In deze zaak heeft de kinderrechter van de Rechtbank Den Haag op 15 oktober 2024 uitspraak gedaan over de machtiging tot uithuisplaatsing van verschillende minderjarigen. De Raad voor de Kinderbescherming heeft verzocht om een machtiging tot uithuisplaatsing voor [minderjarige 2] en [minderjarige 1] bij de (stief)moeder zonder gezag tot 6 december 2024. De kinderrechter heeft vastgesteld dat [minderjarige 2] momenteel verblijft in een accommodatie van een jeugdhulpaanbieder, terwijl de overige kinderen bij de (stief)moeder verblijven. De kinderrechter heeft eerder op 16 september 2024 al voorlopige ondertoezichtstellingen en machtigingen tot uithuisplaatsing verleend voor de betrokken minderjarigen.

Tijdens de zitting op 15 oktober 2024 is de situatie van de kinderen besproken, waarbij de Raad heeft aangegeven dat de huidige plaatsing van [minderjarige 2] niet in zijn belang is. De kinderrechter heeft geconcludeerd dat, hoewel de vader de beste invloed op [minderjarige 2] heeft, hij momenteel geen eigen woonruimte heeft. Daarom is besloten dat [minderjarige 2] voorlopig in de accommodatie van Veerkracht moet blijven, terwijl de Raad en de betrokkenen werken aan een oplossing voor zijn terugkeer naar de vader.

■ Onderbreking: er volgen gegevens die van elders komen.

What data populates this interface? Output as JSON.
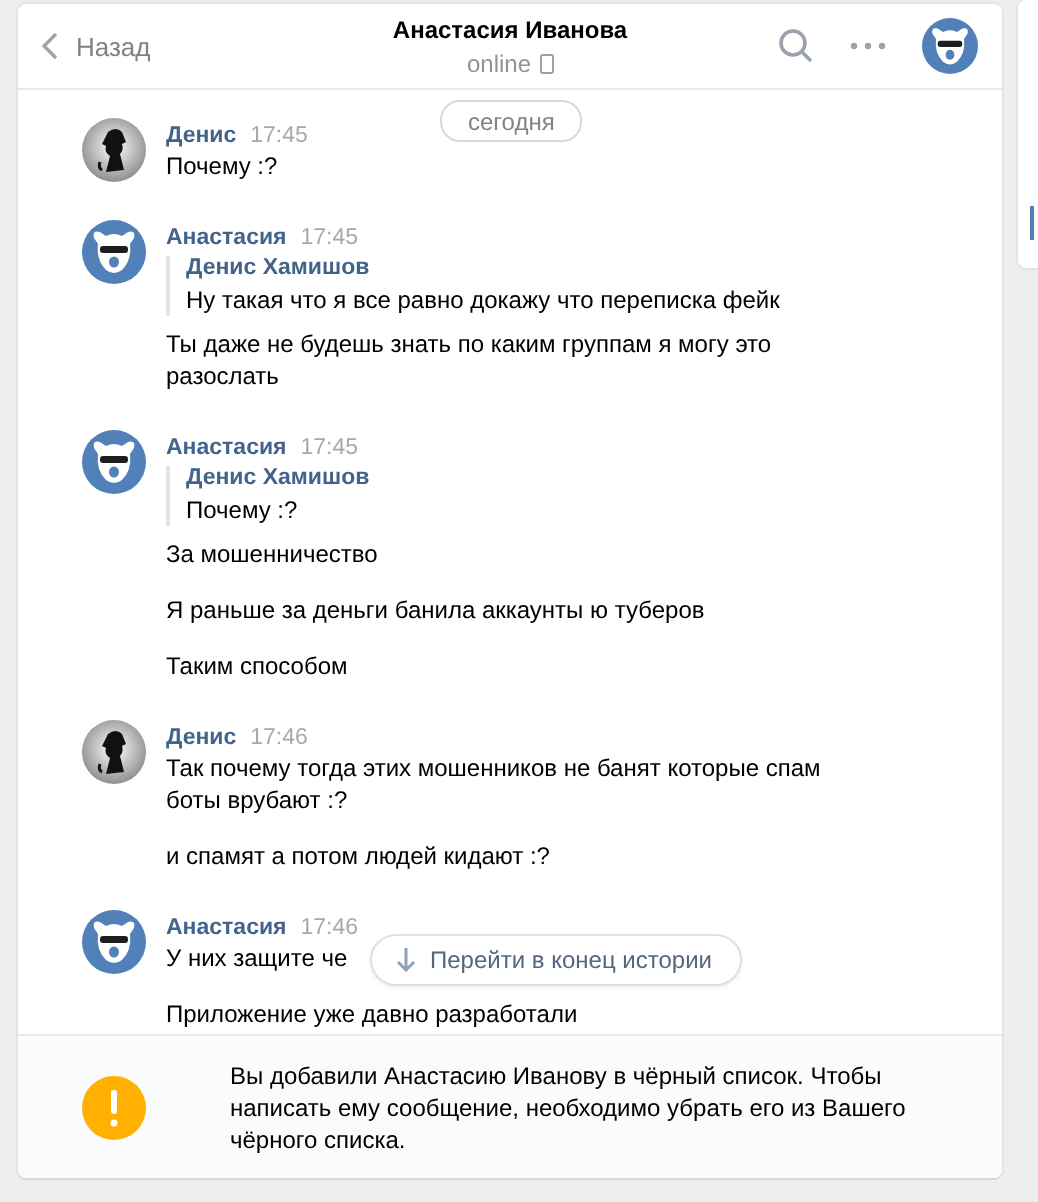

De kinderrechter heeft de machtiging tot uithuisplaatsing voor [minderjarige 1] bij de (stief)moeder toegewezen en voor [minderjarige 2] een machtiging tot uithuisplaatsing in een jeugdhulpaanbieder voor de duur van twee weken verleend. De kinderrechter heeft ook vastgesteld dat er voor de overige minderjarigen niets meer te beslissen valt, aangezien het verzoek van de Raad voor deze kinderen is ingetrokken. De beschikking is uitvoerbaar bij voorraad verklaard, en er is een mogelijkheid tot hoger beroep binnen drie maanden na de uitspraak.

Uitspraak

RECHTBANK DEN HAAG

Familie- en Jeugdrecht
Zaaknummer: C/09/672092 / JE RK 24-1625
Datum uitspraak: 15 oktober 2024
Beschikking van de kinderrechter
Machtiging tot uithuisplaatsing ( [minderjarige 1] en [minderjarige 2] );
Niets meer te beslissen ten aanzien van machtiging tot uithuisplaatsing ( [minderjarige 3] , [minderjarige 4] , [minderjarige 5] , [minderjarige 6] en [minderjarige 7] )
in de zaak van
de Raad voor de Kinderbescherming,
regio Haaglanden,
hierna te noemen: de Raad,
over
[minderjarige 2], geboren op [geboortedatum 1] 2013 in [geboorteplaats 1] ,
hierna te noemen: [minderjarige 2] ,
[minderjarige 3], geboren op [geboortedatum 2] 2014 in [geboorteplaats 2] ,
hierna te noemen: [minderjarige 3] ,
[minderjarige 1], geboren op [geboortedatum 3] 2015 in [geboorteplaats 1] ,
hierna te noemen: [minderjarige 1] ,
[minderjarige 4], geboren op [geboortedatum 4] 2016 in [geboorteplaats 3] ,
hierna te noemen: [minderjarige 4]
[minderjarige 6], geboren op [geboortedatum 5] 2022 in [geboorteplaats 3] ,
hierna te noemen: [minderjarige 6] ,
[minderjarige 5], geboren op [geboortedatum 5] 2022 in [geboorteplaats 3] ,
hierna te noemen: [minderjarige 5] ,
[minderjarige 7], geboren op [geboortedatum 6] 2023 in [geboorteplaats 3] ,
hierna te noemen: [minderjarige 7] ,
hierna ook gezamenlijk te noemen: de kinderen.
De kinderrechter merkt als belanghebbenden aan:
[de (stief)moeder],
hierna te noemen: de (stief)moeder,
wonende op een bij de rechtbank bekend adres,
[de (stief)vader],
hierna te noemen de (stief)vader,
zonder vaste woon- of verblijfplaats,
advocaat mr. S.M Hoogenraad te Zoetermeer,
Stichting Jeugdbescherming west Haaglanden,
hierna te noemen: de gecertificeerde instelling.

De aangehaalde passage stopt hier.